Il Giro d’Italia richiamava le grandi firme. Giornalisti come Orio Vergani e Raro (Ruggero Radice), scrittori come Vasco Pratolini e Anna Maria Ortese, giornalisti e scrittori come Dino Buzzati, poeti come Alfonso Gatto. Nel 1947 “il Corriere della Sera” inviò Indro Montanelli. Era l’occasione per scrivere non solo del Giro, ma anche dell’Italia, non solo dei girini, ma anche degli italiani, non solo della corsa, ma anche della vita. E poi c’erano “quei due”: Bartali e Coppi.
Il Giro scattava da Milano (e a Milano sarebbe anche arrivato). Montanelli esordì alla grande: “Carlo V usava lo spagnolo per parlare con Dio, il francese per parlare coi ministri, l’italiano per parlare con le donne, il tedesco per parlare coi soldati e il cecoslovacco per parlare col diavolo. Se fosse vissuto più a lungo, quel monarca poliglotta avrebbe dovuto imparare una sesta lingua per parlare coi corridori in bicicletta: il milanese”. Perché Milano era la capitale del grande ciclismo, a cominciare dalla sede del giornale che organizzava la Corsa Rosa, rosa come le sue pagine: “La Gazzetta dello Sport”.

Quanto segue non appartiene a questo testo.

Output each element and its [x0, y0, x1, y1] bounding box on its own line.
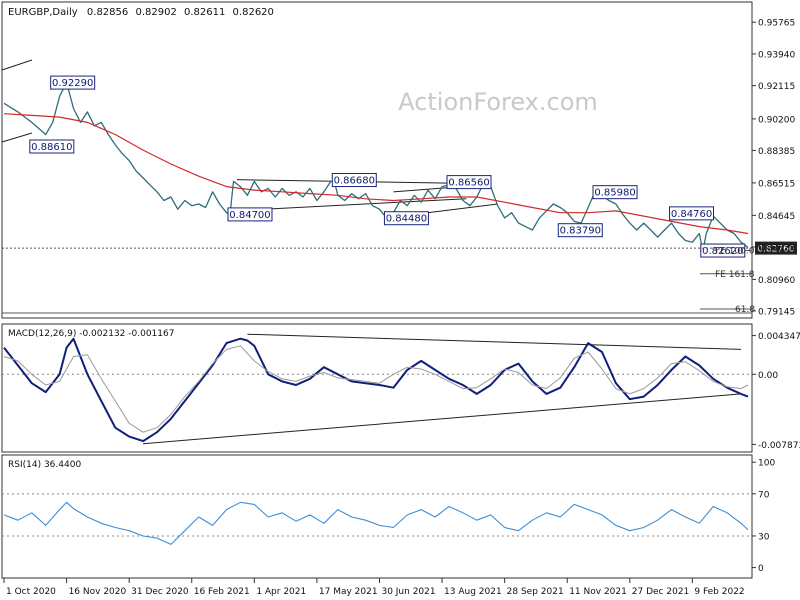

Montanelli era andato alla partenza, in piazza Duomo, per vedere Luigi Ganna, vincitore del primo Giro d’Italia nel 1909. Sarebbe stato lui a dare il via alla corsa. Ma era “inidentificabile in mezzo al quadrato dei suoi aficionados”. E così Montanelli scrisse: “Qualcosa lega questo leggendario personaggio all’anno 1909, quello in cui io nacqui alla vita e lui alla gloria. Il Giro d’Italia ed io siamo coetanei di millesimo e di mese. E ciò per poco non provocò una catastrofe, poiché il medico che doveva facilitare il mio complicato ingresso nel mondo disertò all’ultimo momento il suo posto al capezzale di mia madre, per accorrere col suo velocipede ad un certo passaggio a livello, dove il vittorioso Ganna avrebbe dovuto in quel momento passare. Se non ho diritto io di vedere Luigi Ganna, chi mai lo avrà?”.
Claudio Gregori, nel suo recente “Coppi contro Bartali” (Diarkos, 560 pagine, 19 euro), smaschera la straordinaria coincidenza vantata da Montanelli: “Bello, ma inventato”. Come oggi si direbbe, “fake news”, notizia falsa, balla, bufala, bugia. E spiega: “Quando, il 25 maggio 1909, Ganna passò da Fucecchio con lo sciame del Giro, il piccolo Indro non faceva più evoluzioni nel ventre della mamma. Era nato il 22 aprile. E da trentatré giorni, chiassava già ‘en plein air’, bellicoso, pronto alla sfida col Novecento”.